Some small businesses, such as coffee shops, offer free Wi-Fi access, but the practice is not widespread.
"We envision a world where sharing one's Internet connection is the norm," Electronic Frontier Foundation activist Adi Kamdar said. "A world of open wireless would encourage privacy, promote innovation, and benefit the public good, giving us network access whenever we need it."
Skeptics worry that shared Wi-Fi networks are a security risk and could allow freeloaders to slow Internet connections. But on its website, the Open Wireless Movement argues that shared Wi-Fi networks are safe as long as users take basic security precautions and that many networks have excess capacity.
The group said it is working on router technology to make it easier for people to open their networks without risking their security or Internet speeds.
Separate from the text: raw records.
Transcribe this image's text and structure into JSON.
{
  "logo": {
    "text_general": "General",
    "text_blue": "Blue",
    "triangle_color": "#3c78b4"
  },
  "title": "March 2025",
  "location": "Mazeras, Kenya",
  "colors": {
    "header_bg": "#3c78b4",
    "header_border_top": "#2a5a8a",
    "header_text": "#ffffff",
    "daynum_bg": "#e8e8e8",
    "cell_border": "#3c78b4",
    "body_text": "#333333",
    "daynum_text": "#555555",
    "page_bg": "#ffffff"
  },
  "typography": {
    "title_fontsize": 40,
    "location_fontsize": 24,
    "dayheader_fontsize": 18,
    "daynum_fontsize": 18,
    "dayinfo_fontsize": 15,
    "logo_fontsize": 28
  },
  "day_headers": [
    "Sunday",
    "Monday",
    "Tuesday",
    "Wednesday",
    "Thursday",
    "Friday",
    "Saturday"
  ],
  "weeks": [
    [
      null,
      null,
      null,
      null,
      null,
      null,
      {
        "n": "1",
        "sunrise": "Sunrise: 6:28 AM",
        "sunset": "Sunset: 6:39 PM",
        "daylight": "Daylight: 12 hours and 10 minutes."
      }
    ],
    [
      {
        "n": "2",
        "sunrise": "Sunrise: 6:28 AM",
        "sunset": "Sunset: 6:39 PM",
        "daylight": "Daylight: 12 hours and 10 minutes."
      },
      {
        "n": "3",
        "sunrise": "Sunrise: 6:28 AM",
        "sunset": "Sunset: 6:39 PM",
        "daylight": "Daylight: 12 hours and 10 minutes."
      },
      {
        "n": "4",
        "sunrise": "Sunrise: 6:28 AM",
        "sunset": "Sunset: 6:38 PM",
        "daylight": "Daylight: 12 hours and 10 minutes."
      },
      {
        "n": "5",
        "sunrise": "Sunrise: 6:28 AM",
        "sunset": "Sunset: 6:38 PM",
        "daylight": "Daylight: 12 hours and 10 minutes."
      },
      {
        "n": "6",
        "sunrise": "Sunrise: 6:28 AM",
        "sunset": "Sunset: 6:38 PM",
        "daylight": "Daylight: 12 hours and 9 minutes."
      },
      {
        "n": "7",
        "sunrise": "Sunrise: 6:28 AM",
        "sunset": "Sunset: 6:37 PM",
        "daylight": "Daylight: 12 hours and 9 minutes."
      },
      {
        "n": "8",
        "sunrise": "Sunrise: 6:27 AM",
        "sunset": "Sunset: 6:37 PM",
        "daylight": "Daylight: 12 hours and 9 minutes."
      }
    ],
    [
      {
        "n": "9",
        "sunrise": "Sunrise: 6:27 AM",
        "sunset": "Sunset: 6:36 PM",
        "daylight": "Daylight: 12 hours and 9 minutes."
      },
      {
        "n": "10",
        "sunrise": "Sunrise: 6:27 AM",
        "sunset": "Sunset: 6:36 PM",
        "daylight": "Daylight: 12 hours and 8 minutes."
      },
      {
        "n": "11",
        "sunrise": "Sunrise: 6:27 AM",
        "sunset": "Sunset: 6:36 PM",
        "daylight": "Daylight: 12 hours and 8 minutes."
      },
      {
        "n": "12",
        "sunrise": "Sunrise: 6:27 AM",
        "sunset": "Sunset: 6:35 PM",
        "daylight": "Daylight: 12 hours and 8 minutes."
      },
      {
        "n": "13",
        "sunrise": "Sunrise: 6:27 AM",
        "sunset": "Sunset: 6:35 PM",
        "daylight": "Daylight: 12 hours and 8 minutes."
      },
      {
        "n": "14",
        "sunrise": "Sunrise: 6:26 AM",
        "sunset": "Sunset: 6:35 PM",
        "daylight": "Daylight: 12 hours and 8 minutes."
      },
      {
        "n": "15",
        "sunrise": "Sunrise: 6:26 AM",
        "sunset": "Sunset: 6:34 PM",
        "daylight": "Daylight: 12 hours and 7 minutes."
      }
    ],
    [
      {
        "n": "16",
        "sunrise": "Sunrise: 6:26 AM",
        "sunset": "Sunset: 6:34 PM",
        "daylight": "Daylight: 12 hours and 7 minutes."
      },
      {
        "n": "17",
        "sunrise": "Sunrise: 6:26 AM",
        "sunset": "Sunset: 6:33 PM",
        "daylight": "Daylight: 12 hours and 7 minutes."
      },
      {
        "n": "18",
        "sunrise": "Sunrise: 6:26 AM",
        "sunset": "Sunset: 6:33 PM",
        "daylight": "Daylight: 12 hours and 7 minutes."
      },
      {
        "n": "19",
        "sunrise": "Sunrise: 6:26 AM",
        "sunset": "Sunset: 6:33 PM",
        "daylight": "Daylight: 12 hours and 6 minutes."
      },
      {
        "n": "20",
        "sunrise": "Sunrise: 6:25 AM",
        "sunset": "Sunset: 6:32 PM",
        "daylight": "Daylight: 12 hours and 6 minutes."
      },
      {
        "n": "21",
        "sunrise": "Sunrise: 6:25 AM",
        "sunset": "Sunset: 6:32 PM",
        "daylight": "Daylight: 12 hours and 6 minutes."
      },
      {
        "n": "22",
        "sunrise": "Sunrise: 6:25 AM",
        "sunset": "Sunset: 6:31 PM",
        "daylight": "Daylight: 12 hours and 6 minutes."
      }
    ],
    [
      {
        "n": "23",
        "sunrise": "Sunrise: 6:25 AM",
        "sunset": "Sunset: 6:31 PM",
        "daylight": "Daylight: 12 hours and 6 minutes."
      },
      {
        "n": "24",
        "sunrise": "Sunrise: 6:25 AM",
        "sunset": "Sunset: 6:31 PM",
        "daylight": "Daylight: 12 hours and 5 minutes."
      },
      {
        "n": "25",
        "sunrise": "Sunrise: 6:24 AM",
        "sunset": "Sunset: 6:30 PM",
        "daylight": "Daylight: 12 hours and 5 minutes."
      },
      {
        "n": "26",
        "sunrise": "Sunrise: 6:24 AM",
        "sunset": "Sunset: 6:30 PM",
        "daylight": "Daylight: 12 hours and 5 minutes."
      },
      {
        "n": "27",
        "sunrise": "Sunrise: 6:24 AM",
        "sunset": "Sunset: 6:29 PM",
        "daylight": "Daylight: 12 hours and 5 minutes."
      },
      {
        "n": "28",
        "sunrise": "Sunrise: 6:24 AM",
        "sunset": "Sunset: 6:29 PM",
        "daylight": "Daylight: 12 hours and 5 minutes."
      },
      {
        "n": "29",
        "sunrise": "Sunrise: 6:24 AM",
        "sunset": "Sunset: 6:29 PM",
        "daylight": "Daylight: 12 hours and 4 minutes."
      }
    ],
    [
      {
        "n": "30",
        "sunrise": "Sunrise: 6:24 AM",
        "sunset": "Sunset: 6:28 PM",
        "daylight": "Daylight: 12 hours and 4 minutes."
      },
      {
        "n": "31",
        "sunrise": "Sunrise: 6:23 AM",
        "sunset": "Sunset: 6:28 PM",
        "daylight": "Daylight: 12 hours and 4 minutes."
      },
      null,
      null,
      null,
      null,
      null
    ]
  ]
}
"The frustrating thing about wireless networks today is that they're everywhere — there can be dozens of them bouncing around you at any given instant — but you're locked out of almost all of them," EFF Technology Projects Director Peter Eckersley said. "We realized that the Internet would work much better, and many amazing new kinds of devices would be possible, if just a small fraction of them could be opened. So we started a movement to make that happen."
The group acknowledges that sharing a Wi-Fi network with the public can expose a business or user to legal liability, but argues that the risks are overblown. The group provides more information about legal issues on its website.